As often as discrimination cases turn on hostility towards protected-class employees, it pays to remember that the same laws apply no less to discrimination motivated by other reasons, such as misguided paternalism. Here, the Fourth Circuit sends a case back for a trial where a hospital believed that 28-year-veteran employee could no longer safely navigate its campus.
EEOC v. McLeod Health, Inc., No. 17-2335 (4th Cir. Jan. 31, 2019): Claimant Cecilia Whitten was born with “postaxial hypoplasia of the lower extremity,” a condition that made walking difficult. She worked as “editor of McLeod’s internal employee newsletter.” Reportedly, despite her condition, “Whitten satisfactorily performed her duties as editor of McLeod’s employee newsletter for almost three decades.”
But Whitten began falling more often and having more difficulty with locomotion. Her manager, named Swindler, recommended – and the hospital agreed – that “Whitten needed to undergo a fitness-for-duty medical exam.” This was not because the employer was “particularly concerned with Whitten’s performance on the job,” but rather to assure that Whitten could “safely get to different locations to do her stories.” Whitten complied, feeling she had no choice.
Following a functional capacity examination, Whitten was placed on medical restrictions on her movement. Despite Whitten requesting accommodations to meet these limitations, the hospital instead placed her on leave and eventually fired her, supposedly “because her proposed accommodations would prevent her from traveling to the company’s various campuses to collect stories and take photographs, thereby nullifying the purpose of her position.”
The district court granted summary judgment on the EEOC’s illegal medical exam claim (42 U.S.C. § 12112(d)(4)(A)) and wrongful discharge claim, but the Fourth Circuit reverses.
The crux of both claims on appeal was whether navigating the hospital campuses was an essential function of the job. The hospital’s defense was that it ordered the “medical exam because it reasonably believed, based on objective evidence, that Whitten could not navigate to or within its medical campuses without posing a direct threat to herself.”

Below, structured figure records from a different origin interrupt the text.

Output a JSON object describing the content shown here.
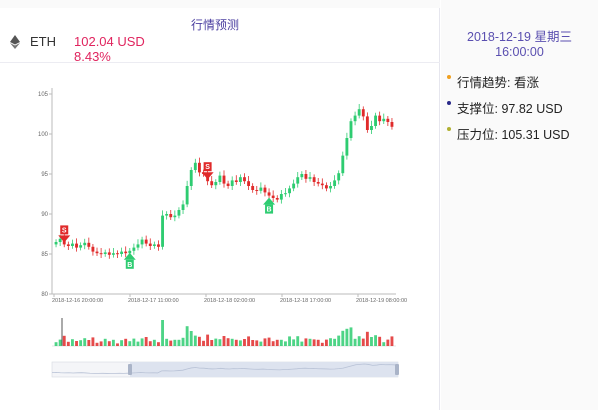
{
  "header": {
    "title": "行情预测"
  },
  "ticker": {
    "name": "ETH",
    "price": "102.04 USD",
    "change": "8.43%",
    "icon": "ethereum-icon"
  },
  "sidebar": {
    "datetime_line1": "2018-12-19 星期三",
    "datetime_line2": "16:00:00",
    "items": [
      {
        "label": "行情趋势: 看涨",
        "dot_color": "#f0a020"
      },
      {
        "label": "支撑位: 97.82 USD",
        "dot_color": "#2a2a8a"
      },
      {
        "label": "压力位: 105.31 USD",
        "dot_color": "#b0b030"
      }
    ]
  },
  "colors": {
    "up": "#2ecc71",
    "down": "#e02a2a",
    "accent": "#5a4fb0"
  },
  "chart_data": {
    "type": "candlestick",
    "ylim": [
      80,
      105
    ],
    "yticks": [
      "80",
      "85",
      "90",
      "95",
      "100",
      "105"
    ],
    "xticks": [
      "2018-12-16 20:00:00",
      "2018-12-17 11:00:00",
      "2018-12-18 02:00:00",
      "2018-12-18 17:00:00",
      "2018-12-19 08:00:00"
    ],
    "closes": [
      86.5,
      86.9,
      86.2,
      86.0,
      86.3,
      85.8,
      86.1,
      86.4,
      85.9,
      85.3,
      85.1,
      85.0,
      85.2,
      84.9,
      85.1,
      85.0,
      85.3,
      85.1,
      85.4,
      85.8,
      86.2,
      86.8,
      86.3,
      86.0,
      86.2,
      85.9,
      89.8,
      90.0,
      89.6,
      89.8,
      90.5,
      91.2,
      93.5,
      95.5,
      96.4,
      95.2,
      95.0,
      94.1,
      93.6,
      94.0,
      94.8,
      93.8,
      93.5,
      94.2,
      94.0,
      94.6,
      94.1,
      93.5,
      93.0,
      92.9,
      93.3,
      92.7,
      92.3,
      92.0,
      91.8,
      92.5,
      92.6,
      93.2,
      93.8,
      94.6,
      95.0,
      94.4,
      94.6,
      94.0,
      93.8,
      93.6,
      93.2,
      93.5,
      94.2,
      95.1,
      97.3,
      99.5,
      101.6,
      102.3,
      103.1,
      102.2,
      100.5,
      101.0,
      102.3,
      101.6,
      101.9,
      101.5,
      100.9
    ],
    "signals": [
      {
        "index": 2,
        "label": "S"
      },
      {
        "index": 18,
        "label": "B"
      },
      {
        "index": 37,
        "label": "S"
      },
      {
        "index": 52,
        "label": "B"
      }
    ]
  }
}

The Fourth Circuit finds the evidence in equipoise. Among other things, “McLeod’s own written description of Whitten’s position contains no mention of navigating to and from company events or conducting in-person interviews.” Additionally, Whitten testified that “although she collected better content by attending company events and conducting in-person interviews, she did not think that either was ‘necessarily’ a requirement of her job.” Indeed, “Whitten was able to conduct interviews and collect other forms of content over the phone.”
With respect to the medical-exam claim, the panel holds in addition that “[a] reasonable jury could conclude that when McLeod required Whitten to take a medical exam, the company lacked a reasonable belief – based on objective evidence – that Whitten’s medical condition had left her unable to navigate to and within the company’s campuses without posing a direct threat to her own safety.” Interpreting the record in the light most favorable to the EEOC, “it was not reasonable for McLeod to believe that she had become a direct threat to herself on the job simply because (a) she had fallen multiple times recently and (b) her manager thought she looked groggy and out of breath.”

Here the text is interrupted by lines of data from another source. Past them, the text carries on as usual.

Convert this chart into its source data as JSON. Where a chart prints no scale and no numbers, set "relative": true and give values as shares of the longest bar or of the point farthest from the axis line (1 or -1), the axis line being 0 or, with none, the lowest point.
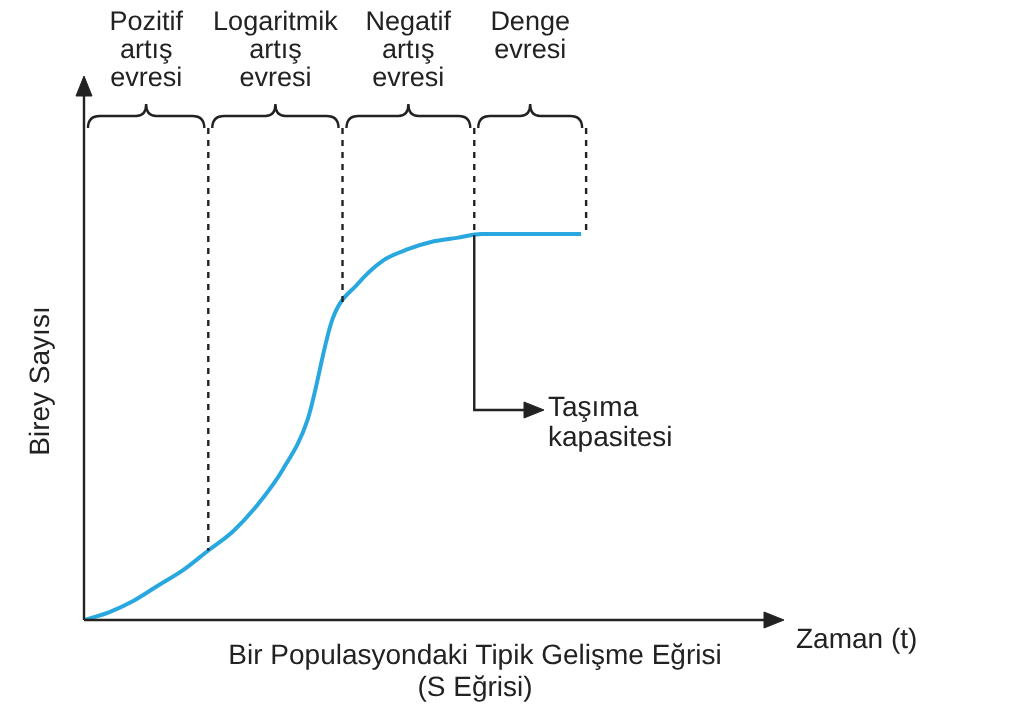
{
  "chart_data": {
    "type": "line",
    "relative": true,
    "title": "Bir Populasyondaki Tipik Gelişme Eğrisi",
    "subtitle": "(S Eğrisi)",
    "xlabel": "Zaman (t)",
    "ylabel": "Birey Sayısı",
    "categories": [
      null,
      null,
      null,
      null,
      null,
      null,
      null,
      null,
      null,
      null,
      null,
      null,
      null,
      null,
      null,
      null,
      null,
      null,
      null,
      null,
      null,
      null,
      null,
      null,
      null,
      null,
      null,
      null,
      null
    ],
    "series": [
      {
        "color": "#29a8e0",
        "values": [
          0,
          0.02,
          0.05,
          0.09,
          0.13,
          0.18,
          0.23,
          0.3,
          0.39,
          0.52,
          0.78,
          0.87,
          0.93,
          0.96,
          0.98,
          0.99,
          1,
          1,
          1,
          1,
          1,
          null,
          null,
          null,
          null,
          null,
          null,
          null,
          null
        ]
      }
    ],
    "annotations": [
      "Pozitif artış evresi",
      "Logaritmik artış evresi",
      "Negatif artış evresi",
      "Denge evresi",
      "Taşıma kapasitesi"
    ],
    "legend": false,
    "marker": "none",
    "line_style": "solid"
  }
}
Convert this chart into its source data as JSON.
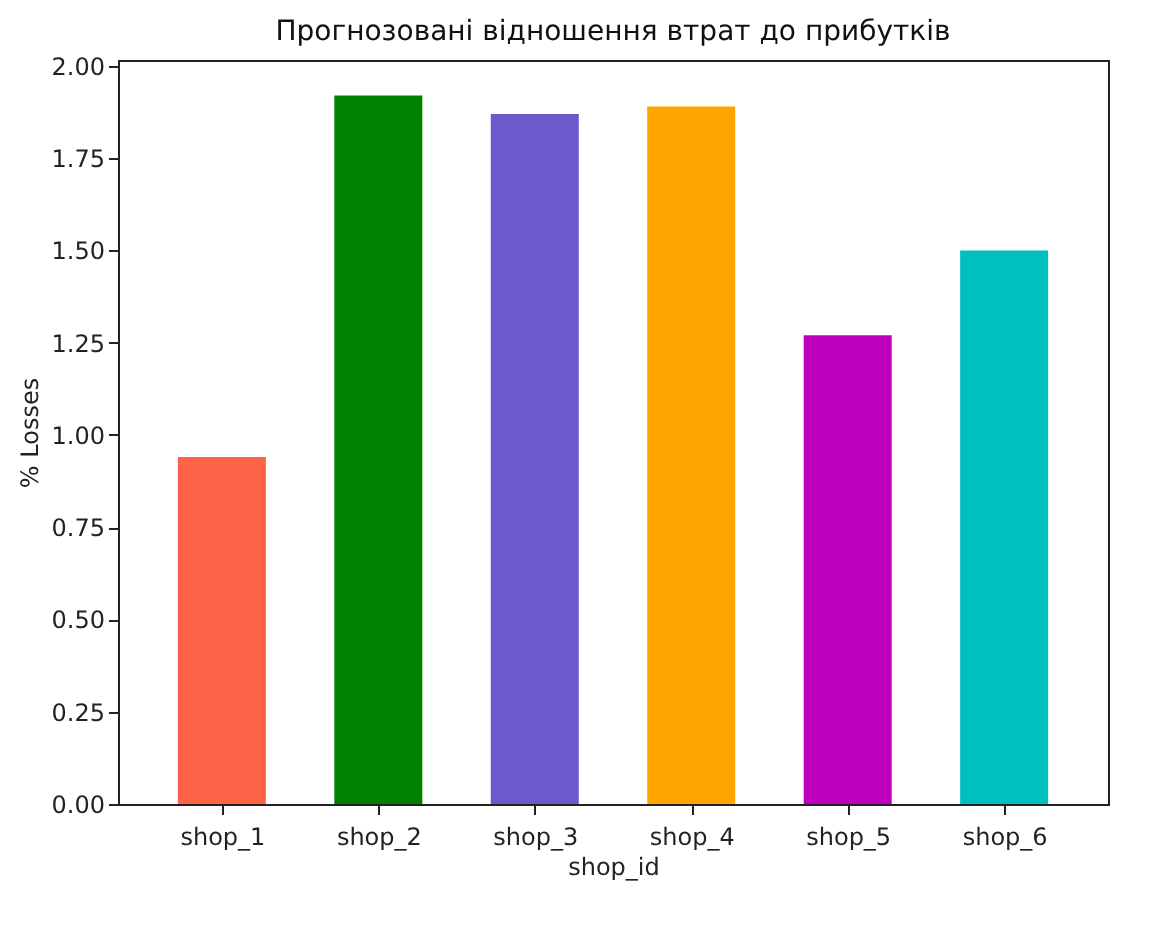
{
  "chart_data": {
    "type": "bar",
    "title": "Прогнозовані відношення втрат до прибутків",
    "xlabel": "shop_id",
    "ylabel": "% Losses",
    "categories": [
      "shop_1",
      "shop_2",
      "shop_3",
      "shop_4",
      "shop_5",
      "shop_6"
    ],
    "values": [
      0.94,
      1.92,
      1.87,
      1.89,
      1.27,
      1.5
    ],
    "colors": [
      "#ff6347",
      "#008000",
      "#6a5acd",
      "#ffa500",
      "#bf00bf",
      "#00bfbf"
    ],
    "ylim": [
      0,
      2.016
    ],
    "yticks": [
      {
        "value": 0,
        "label": "0.00"
      },
      {
        "value": 0.25,
        "label": "0.25"
      },
      {
        "value": 0.5,
        "label": "0.50"
      },
      {
        "value": 0.75,
        "label": "0.75"
      },
      {
        "value": 1,
        "label": "1.00"
      },
      {
        "value": 1.25,
        "label": "1.25"
      },
      {
        "value": 1.5,
        "label": "1.50"
      },
      {
        "value": 1.75,
        "label": "1.75"
      },
      {
        "value": 2,
        "label": "2.00"
      }
    ],
    "grid": false
  }
}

On the termination claim, the panel reverses on the same basis. “[I]t is not certain that navigating to and within McLeod’s campuses was essential to Whitten’s job. By the same token, it is not certain that Whitten’s medical exam was lawful. Since the district court’s grant of summary judgment assumed that those points were not in dispute, we cannot affirm on the basis of the district court’s reasoning.”